This section is from the book "The London Dispensatory", by Anthony Todd Thomson. Also available from Amazon: PDR: Physicians Desk Reference.
"Take of amber in powder, and pure sand, equal parts; mix, and put them into a glass retort, of which they may fill one half. Having adapted a large receiver, distil from a sand-bath, with a gradually raised fire. A watery liquor with a little yellow oil will first distil over: then a yellow oil with an acid salt; and, lastly, a reddish and black oil. Pour the liquor out of the receiver, and let the oil be separated from the water. Press the acid salt, collected in the neck of the retort and on the sides of the receiver, between folds of bibulous paper, that it may be freed from the adhering oil; then purify it by solution in hot water, and crystallization."
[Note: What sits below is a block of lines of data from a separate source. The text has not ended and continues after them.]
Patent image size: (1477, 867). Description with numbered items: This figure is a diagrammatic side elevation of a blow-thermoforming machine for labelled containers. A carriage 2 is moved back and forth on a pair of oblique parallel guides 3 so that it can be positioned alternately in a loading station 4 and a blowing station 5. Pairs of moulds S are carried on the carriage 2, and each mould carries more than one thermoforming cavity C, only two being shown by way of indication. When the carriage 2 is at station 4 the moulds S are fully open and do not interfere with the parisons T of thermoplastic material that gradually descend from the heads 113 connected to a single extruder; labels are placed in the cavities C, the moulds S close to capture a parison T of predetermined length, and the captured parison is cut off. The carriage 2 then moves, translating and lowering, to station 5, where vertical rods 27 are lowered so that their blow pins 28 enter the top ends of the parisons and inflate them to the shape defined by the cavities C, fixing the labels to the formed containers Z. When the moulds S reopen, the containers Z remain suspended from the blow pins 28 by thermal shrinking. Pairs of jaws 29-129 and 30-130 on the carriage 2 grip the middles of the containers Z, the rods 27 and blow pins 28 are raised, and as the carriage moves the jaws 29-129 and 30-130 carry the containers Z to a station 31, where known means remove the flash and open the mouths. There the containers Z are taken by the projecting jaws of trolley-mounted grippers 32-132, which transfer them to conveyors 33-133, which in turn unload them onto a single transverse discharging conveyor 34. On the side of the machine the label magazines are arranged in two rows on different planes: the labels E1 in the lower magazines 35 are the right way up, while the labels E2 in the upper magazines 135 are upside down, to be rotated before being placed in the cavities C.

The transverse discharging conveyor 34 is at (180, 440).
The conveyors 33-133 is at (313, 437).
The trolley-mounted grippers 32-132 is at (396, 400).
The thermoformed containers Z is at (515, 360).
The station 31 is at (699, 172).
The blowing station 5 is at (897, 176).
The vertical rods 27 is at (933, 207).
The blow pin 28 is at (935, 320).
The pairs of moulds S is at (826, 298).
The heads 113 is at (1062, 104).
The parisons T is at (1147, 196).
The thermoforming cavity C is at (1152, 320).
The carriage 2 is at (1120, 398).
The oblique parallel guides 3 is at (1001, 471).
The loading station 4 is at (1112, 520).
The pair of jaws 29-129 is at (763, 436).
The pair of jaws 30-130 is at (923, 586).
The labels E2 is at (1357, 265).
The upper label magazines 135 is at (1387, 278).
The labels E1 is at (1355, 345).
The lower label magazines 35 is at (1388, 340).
Acidum succinicum et oleum succini, Dub. Succinic Acid.
"Take of amber coarsely powdered, and pure sand, each a pound. Distil, with a gradually increased heat, an acid liquor, an oil, and an acid under the form of crystals. Wrap up this salt in bibulous paper, and subject it to the press to separate the oil; then let it be again sublimed. The oil strained through the bibulous paper may be obtained separate from the acid liquor."
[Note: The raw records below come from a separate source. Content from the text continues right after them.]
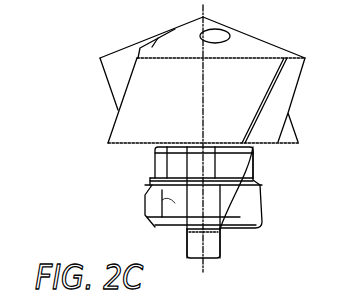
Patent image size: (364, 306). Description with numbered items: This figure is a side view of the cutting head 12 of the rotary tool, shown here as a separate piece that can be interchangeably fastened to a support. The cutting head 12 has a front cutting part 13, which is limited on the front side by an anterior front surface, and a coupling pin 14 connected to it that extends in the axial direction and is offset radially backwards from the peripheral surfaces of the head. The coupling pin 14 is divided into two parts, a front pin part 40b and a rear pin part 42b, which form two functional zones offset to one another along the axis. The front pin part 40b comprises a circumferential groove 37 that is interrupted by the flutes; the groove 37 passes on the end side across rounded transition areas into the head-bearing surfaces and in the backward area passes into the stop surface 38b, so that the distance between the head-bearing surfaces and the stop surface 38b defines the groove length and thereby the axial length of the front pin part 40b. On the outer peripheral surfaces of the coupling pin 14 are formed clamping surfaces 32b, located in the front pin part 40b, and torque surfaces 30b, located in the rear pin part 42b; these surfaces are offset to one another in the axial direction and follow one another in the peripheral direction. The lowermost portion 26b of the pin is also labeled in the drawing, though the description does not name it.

The cutting head 12 is at (184, 136).
The cutting part 13 is at (250, 95).
The coupling pin 14 is at (173, 205).
The stem 26b is at (211, 243).
The torque surface 30b is at (144, 207).
The clamping surface 32b is at (222, 166).
The circumferential groove 37 is at (135, 198).
The stop surface 38b is at (150, 181).
The front pin part 40b is at (156, 160).
The rear pin part 42b is at (175, 203).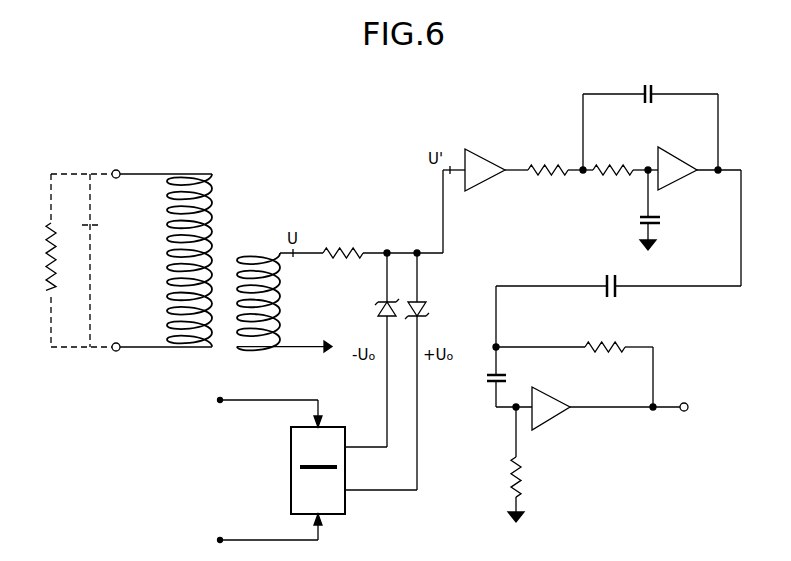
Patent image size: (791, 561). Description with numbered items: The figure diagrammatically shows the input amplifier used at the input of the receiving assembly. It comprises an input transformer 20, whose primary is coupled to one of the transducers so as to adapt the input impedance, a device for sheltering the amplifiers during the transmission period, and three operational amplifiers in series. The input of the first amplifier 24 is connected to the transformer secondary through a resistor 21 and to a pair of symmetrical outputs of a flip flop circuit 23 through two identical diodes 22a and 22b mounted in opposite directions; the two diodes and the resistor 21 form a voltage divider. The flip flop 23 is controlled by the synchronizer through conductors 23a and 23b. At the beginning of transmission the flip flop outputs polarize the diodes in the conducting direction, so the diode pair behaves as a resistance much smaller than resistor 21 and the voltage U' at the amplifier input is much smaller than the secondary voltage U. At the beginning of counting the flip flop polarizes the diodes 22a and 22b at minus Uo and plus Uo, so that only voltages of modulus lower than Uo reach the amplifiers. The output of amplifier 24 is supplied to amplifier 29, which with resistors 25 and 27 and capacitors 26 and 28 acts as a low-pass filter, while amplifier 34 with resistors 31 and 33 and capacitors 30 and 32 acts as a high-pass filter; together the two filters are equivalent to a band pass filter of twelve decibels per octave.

The input transformer 20 is at (224, 266).
The resistor 21 is at (338, 250).
The diode 22a is at (380, 316).
The diode 22b is at (427, 314).
The flip flop circuit 23 is at (290, 475).
The conductor 23a is at (218, 401).
The conductor 23b is at (218, 541).
The amplifier 24 is at (477, 160).
The resistor 25 is at (538, 166).
The capacitor 26 is at (652, 104).
The resistor 27 is at (611, 162).
The capacitor 28 is at (640, 222).
The amplifier 29 is at (680, 173).
The capacitor 30 is at (617, 290).
The resistor 31 is at (602, 343).
The capacitor 32 is at (507, 380).
The resistor 33 is at (522, 486).
The amplifier 34 is at (555, 415).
Syn Acide Succinique (F.), Bernsteinsaure (G.), Acido Succinico (I.).
The use of the sand in these processes is to prevent the amber, which swells very much, from passing over into the receiver. The heat which is necessary for the complete decomposition of the amber is very considerable; and therefore, by following exactly the formulae of the colleges, this is scarcely ever accomplished. The succinic acid is partly dissolved in the water which condenses in the receiver, but the greater part is sublimed in the neck of the retort, and is so much contaminated with the oil, that after repeated solution and crystallization, and even resublimation, it still retains a portion of it. According to Guyton Morveau2, it may be obtained perfectly pure by distilling from double its weight of nitric acid, with a heat not strong enough to sublime the succinic acid, but sufficient to evaporate the solution to dryness. The oil is decomposed, and the acid remains untouched. It is then to be well washed in a little water, and crystallized by dissolving it in boiling water and evaporating.
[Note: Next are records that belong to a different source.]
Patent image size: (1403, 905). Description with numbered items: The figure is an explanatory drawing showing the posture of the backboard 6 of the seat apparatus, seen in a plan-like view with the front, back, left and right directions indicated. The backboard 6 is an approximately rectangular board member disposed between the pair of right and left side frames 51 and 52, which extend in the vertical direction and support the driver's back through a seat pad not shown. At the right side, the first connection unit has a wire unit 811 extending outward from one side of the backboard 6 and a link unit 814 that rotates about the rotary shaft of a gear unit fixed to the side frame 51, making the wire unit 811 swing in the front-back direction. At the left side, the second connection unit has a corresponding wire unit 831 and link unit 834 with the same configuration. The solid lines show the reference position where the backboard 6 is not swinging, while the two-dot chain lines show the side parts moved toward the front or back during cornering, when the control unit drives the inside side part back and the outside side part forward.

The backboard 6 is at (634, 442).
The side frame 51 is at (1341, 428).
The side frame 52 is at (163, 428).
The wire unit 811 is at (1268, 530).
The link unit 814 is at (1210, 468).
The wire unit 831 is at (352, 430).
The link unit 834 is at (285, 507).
Qualities. - The crystals of succinic acid are minute quadrilateral prisms. When pure, they are white, translucent, and shining; have a slight, penetrating, sour taste; redden infusion of litmus; are unalterable in the air, volatile and inflammable, and burn away without leaving any odour. They are soluble in twenty-four parts of water at 60°, and two parts at 212°; the greater part, however, crystallizing as the water cools. They are also soluble in alcohol, and in sulphuric and nitric acid, without suffering decomposition. With the alkalies, earth, and metallic oxides, succinic acid combines and forms succinates. It is a triple compound of 47.600 parts of carbon, 4.512 of hydrogen, and 47.888 of oxygen1; or of 4 equivalents of carbon=24.48 + 3 of oxygen =24 + 2 of hydrogen =2 = 50.48.
1 Edin. Med. Journ. vol. xix. p. 198.
2 Annales de Chimie, xxix. 165.
This acid is often adulterated with tartaric acid, hydro-chlorate of ammonia, and sulphate of potassa. The first is detected by carbonate of potassa; the second by nitrate of silver; and the sulphate by barytic water. It is altogether discarded from practice.